07/03/2024
Patients with acute lumbar sciatica secondary to disc herniation who received 2 weeks of lumbar traction, either at 10% BW or 50% BW, reported reduced radicular pain and functional impairment and improved well-being regardless of the traction force group to which they were assigned. The effects of the traction treatment were independent of the initial level of medication and appeared to be maintained at the 2-week follow-up. (Marie-Eve Isner-Horobeti et al 2016 J Manipulative Physiol Ther 39, 45-654)
Dosage of 30-50% body weight does not take into account the patients morphology (floppy vs st**fy), nor the state of their pathology. It has been hypothesised that, the high dose biomechanical construct (30-50% body weight), based on cadavers and anecdotal history (James Cyriax 1950's) of inter-vertebral separation, is much too high, if a neurophysiological approach is to be considered. By incrementally adding load, from 10->25kg, it can be noted, when a normalisation of signs and symptoms occurs. Moreover, at a certain point of loading, the signs and symptoms begin to deteriorate once again. It is considered, that this latter methodology, more appropriately takes into account, neurophysiological phenomenon such a neurogenic inflammation, deterministic chaos immunological responses, descending sympathetic as well as peripheral sympathetic nervous system responses as well as the need to clinically respect muscle spasm. Clinically, this has been a tried and tested method, where presumably a certain dose of traction takes pressure off the blood vessels and nerves inside the IVF and potentially stretches the capsule of the Z-joint, whereas a dose which is too large, stretches pain sensitive structures which re-invokes muscle spasms and re-introduces compression. Reflexogenic muscle spasms must be respected.

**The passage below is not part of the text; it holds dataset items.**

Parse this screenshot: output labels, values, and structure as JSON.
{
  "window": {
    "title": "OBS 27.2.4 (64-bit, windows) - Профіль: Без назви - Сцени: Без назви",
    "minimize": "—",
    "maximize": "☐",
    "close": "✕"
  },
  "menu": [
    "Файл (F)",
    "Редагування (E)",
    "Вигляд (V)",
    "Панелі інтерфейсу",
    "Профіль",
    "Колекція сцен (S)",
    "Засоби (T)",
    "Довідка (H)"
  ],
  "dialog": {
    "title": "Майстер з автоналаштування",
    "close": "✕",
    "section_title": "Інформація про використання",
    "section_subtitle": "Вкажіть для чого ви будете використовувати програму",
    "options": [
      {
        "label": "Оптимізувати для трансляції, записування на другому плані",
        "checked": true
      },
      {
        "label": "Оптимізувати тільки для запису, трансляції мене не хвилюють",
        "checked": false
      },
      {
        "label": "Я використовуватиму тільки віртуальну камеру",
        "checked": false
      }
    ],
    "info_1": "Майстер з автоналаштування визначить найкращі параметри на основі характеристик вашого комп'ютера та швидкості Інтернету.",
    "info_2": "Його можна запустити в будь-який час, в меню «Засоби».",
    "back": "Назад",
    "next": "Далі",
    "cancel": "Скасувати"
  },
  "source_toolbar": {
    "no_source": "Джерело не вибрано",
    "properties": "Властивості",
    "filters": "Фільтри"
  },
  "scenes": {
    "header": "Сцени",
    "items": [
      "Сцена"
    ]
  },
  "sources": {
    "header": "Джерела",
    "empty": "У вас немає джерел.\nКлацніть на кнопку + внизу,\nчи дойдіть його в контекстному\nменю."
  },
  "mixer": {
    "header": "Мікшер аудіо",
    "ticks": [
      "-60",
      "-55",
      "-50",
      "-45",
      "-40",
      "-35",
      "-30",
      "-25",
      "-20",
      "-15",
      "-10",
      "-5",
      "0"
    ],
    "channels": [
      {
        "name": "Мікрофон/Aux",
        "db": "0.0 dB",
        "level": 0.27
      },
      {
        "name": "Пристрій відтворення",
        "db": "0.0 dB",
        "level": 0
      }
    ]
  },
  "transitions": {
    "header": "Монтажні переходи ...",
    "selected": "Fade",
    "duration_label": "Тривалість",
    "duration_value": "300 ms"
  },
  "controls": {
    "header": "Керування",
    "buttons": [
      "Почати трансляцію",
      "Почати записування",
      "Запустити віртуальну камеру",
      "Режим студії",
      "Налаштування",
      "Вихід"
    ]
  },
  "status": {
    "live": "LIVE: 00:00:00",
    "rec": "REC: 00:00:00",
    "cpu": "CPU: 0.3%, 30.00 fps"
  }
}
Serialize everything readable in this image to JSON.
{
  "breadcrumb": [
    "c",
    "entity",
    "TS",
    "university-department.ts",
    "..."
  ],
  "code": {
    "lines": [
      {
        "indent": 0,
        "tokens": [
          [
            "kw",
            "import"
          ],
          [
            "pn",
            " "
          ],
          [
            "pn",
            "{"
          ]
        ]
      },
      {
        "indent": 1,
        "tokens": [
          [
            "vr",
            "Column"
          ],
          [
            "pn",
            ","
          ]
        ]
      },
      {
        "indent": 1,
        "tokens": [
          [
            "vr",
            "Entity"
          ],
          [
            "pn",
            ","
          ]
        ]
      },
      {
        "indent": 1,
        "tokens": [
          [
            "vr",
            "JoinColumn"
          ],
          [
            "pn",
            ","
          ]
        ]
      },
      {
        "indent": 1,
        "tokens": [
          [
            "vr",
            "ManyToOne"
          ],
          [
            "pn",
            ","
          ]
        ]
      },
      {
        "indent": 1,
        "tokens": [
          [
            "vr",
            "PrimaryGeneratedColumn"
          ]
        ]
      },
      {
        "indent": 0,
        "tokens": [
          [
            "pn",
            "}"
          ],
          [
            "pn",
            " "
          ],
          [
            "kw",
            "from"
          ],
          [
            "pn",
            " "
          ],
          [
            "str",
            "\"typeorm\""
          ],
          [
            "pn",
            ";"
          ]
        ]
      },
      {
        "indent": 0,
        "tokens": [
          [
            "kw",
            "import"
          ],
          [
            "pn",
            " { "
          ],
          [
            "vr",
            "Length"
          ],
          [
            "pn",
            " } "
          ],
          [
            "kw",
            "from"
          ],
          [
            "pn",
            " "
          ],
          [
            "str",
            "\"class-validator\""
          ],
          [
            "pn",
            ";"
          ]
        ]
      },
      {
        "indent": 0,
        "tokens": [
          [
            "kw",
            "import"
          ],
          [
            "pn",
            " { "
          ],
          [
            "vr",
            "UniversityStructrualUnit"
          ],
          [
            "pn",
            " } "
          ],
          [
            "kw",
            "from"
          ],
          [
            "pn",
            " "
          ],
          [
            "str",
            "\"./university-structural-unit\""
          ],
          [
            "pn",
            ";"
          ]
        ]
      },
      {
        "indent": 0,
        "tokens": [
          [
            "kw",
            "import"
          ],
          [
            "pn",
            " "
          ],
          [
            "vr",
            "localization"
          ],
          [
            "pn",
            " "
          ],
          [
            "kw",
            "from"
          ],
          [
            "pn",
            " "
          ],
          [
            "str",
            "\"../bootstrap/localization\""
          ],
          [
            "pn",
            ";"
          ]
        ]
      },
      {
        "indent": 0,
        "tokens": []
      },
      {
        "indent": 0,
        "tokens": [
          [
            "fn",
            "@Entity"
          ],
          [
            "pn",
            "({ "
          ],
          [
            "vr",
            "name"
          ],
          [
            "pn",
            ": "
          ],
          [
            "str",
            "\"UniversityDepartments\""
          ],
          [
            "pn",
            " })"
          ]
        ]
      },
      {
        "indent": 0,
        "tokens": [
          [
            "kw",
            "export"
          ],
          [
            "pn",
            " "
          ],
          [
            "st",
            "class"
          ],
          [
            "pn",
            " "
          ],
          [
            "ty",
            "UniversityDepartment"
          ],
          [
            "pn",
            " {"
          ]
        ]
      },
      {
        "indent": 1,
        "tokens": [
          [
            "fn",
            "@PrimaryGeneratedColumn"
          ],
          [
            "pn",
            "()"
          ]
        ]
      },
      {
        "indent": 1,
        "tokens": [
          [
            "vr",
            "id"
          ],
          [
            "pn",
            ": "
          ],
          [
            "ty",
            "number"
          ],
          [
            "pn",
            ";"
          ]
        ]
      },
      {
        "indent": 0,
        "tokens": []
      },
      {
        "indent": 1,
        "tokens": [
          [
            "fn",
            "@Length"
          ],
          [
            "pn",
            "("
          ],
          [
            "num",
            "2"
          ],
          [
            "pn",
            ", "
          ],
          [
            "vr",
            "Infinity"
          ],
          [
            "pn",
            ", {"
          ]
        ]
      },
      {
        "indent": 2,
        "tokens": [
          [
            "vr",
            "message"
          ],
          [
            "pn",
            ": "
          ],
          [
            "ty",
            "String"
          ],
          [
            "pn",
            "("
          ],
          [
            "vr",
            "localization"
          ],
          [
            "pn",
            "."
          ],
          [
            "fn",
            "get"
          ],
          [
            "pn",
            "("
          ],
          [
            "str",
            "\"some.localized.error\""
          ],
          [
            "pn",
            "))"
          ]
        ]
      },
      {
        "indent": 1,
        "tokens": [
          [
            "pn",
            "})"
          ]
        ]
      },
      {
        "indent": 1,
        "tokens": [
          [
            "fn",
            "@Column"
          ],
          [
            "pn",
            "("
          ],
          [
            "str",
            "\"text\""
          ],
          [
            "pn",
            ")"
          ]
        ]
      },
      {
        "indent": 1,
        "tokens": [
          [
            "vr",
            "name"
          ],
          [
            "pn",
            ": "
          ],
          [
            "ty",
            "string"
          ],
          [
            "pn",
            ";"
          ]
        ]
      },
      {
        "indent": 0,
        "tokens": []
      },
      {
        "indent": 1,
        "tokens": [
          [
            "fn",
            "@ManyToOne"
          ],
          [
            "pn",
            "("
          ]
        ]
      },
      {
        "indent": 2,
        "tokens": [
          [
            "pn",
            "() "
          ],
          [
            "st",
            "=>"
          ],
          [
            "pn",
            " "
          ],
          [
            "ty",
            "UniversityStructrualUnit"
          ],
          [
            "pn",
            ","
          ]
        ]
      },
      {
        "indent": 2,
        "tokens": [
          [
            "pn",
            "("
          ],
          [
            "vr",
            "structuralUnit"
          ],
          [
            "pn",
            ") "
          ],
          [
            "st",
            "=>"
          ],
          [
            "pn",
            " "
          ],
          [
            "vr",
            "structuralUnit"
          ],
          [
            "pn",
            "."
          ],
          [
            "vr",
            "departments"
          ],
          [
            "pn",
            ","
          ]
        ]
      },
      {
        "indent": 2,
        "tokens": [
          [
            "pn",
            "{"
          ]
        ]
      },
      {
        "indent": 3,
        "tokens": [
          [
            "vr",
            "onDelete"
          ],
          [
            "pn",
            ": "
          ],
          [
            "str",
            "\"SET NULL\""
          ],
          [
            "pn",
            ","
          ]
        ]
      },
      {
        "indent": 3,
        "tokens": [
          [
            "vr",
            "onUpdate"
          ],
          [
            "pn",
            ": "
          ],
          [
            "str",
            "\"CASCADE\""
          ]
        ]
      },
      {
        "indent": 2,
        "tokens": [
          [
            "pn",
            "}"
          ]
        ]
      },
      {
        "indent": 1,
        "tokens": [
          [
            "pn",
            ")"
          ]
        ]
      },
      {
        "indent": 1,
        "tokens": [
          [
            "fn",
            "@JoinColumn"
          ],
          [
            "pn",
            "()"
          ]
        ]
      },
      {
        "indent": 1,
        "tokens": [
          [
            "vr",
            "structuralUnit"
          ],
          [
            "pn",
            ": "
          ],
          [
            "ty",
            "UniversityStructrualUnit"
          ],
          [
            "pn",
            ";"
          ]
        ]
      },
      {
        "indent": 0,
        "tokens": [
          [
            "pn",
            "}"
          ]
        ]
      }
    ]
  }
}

Importantly, lumbar traction is also thoracic traction, as tension as far as the upper thoracic rings can dissipate with the application of low dose 'lumbar traction'
Dose Force = the normalisation of S+S : Position = antalgic position, supine with legs in 90º flexion, supine with legs in slight flexion : Frequency = 1-2 times per week. Intermittent vs Constant = whatever feels best for the patient, however the clinician should be aware that I/T loading causes pre-conditioning and potentially greater creep and hysteresis.